Decca Broadway is an American record label specializing in musical theater recordings founded in 1999 by Decca Records and is a unit of Universal Music Group.
Decca Broadway issued both new original cast albums as well as reissues of classic musical theater performances from the catalogues of record labels Universal Music and predecessor companies acquired over the years including Decca which pioneered the release of original cast albums. Decca Broadway was absorbed into UMG's Verve Records in 2013. Verve Label Group relaunched the Decca Broadway label in 2019.

== History ==
In 1949, Decca began to re-release the best-selling of these albums on LP and in the late 1950s began offer different versions of electronically enhanced for stereo editions, which sounded thin and hollow.

Some of these versions employed varying combinations of phase shift, comb filters and EQ splits over the two channels - sometimes all at the same time while other more popular versions left the original monaural track alone on the left and put all the fake re-processing on the right.
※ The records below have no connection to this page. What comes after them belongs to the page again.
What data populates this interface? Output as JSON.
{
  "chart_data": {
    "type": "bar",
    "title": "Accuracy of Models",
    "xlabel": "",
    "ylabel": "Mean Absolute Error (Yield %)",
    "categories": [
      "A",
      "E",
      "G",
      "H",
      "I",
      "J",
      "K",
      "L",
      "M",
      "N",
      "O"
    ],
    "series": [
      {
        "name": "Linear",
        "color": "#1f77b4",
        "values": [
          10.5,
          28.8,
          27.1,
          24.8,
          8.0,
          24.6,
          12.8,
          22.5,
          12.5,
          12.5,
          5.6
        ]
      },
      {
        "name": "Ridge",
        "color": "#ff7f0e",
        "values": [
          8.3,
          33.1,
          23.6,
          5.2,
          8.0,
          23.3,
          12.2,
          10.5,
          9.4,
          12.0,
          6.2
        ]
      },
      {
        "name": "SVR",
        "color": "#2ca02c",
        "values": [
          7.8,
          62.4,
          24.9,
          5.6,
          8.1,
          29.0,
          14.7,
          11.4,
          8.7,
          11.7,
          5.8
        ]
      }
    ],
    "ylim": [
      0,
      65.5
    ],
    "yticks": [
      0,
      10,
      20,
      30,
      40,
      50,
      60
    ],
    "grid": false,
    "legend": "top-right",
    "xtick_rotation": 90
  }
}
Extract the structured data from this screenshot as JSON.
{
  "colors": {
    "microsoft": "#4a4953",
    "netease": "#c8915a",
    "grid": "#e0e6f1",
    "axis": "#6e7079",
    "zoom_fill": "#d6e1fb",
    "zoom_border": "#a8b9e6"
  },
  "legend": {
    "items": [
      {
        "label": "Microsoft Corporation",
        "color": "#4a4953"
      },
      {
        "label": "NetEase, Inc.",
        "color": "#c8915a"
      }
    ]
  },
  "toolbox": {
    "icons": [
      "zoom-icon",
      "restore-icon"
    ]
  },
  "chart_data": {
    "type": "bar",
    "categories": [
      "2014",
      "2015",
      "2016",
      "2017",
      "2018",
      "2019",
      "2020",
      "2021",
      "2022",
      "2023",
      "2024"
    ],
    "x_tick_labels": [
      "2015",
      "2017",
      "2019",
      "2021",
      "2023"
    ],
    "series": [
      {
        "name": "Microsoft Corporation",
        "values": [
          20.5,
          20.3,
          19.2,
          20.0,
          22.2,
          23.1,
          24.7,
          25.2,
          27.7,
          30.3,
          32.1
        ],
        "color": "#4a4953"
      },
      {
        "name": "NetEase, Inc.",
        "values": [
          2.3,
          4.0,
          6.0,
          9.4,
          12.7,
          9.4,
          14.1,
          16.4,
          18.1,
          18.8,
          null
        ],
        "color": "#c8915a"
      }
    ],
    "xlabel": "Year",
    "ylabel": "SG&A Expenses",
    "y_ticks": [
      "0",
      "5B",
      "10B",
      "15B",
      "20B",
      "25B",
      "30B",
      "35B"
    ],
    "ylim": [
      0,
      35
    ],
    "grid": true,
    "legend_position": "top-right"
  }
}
At least with that format, a record buyer could enjoy the original untouched monaural performance simply by switching their balance control all the way to the left.

In the early days of home consoles with 3-channel amplifiers, Decca and other labels responded by releasing still other versions with the untouched monaural program alone in the lateral plane and the processing alone in the vertical plane. This allowed phonograph owners with such a console to raise or lower just the center (mono) channel to their individually desired level.

The label was out of the business of recording new cast albums by the end of the 1950s. Decca was bought by MCA and in the early 1970s many of these titles were re-released on the MCA label, all using the fake stereo masters, a condition which for the most part wasn't even beginning to be rectified until 20 years later until expanded silver, gold and diamond anniversary editions were prepared - some using pristine previously-unheard safety masters of some performances that had become worn out after repeated re-mastering..

MCA released many of their classic shows on CD in the 1990s, going back to original master discs and tapes to generate excellent sounding (and complete) remasters of the originals. When MCA and PolyGram were merged into the new Universal Music Group, a new label, Decca Broadway, was born. The new label's catalogue incorporated other musical theatre albums whose rights were owned by Universal Music.

Decca Broadway has re-mastered and reissued virtually every cast album in the old Decca catalogue including many rare titles that had not been available in almost 50 years. Decca Broadway has also recorded recent hits including: Wicked, Monty Python's Spamalot, Seussical, and Spring Awakening. Wicked in particular has been a big seller for the label and continues to sell well. Although they are being selective about what they record, Decca Broadway plans to continue making cast albums, including Mel Brooks' Young Frankenstein and Andrew Lippa's The Addams Family: A New Musical. Although some of the slower-selling catalog titles have been deleted, many remain available as downloads.

In 2012, UMG acquired EMI, and thus Decca Broadway took over the rights to EMI's musical theatre catalogue. The following year, the imprint was absorbed into Verve Records.

In 2019, Verve Label Group relaunched the Decca Broadway label.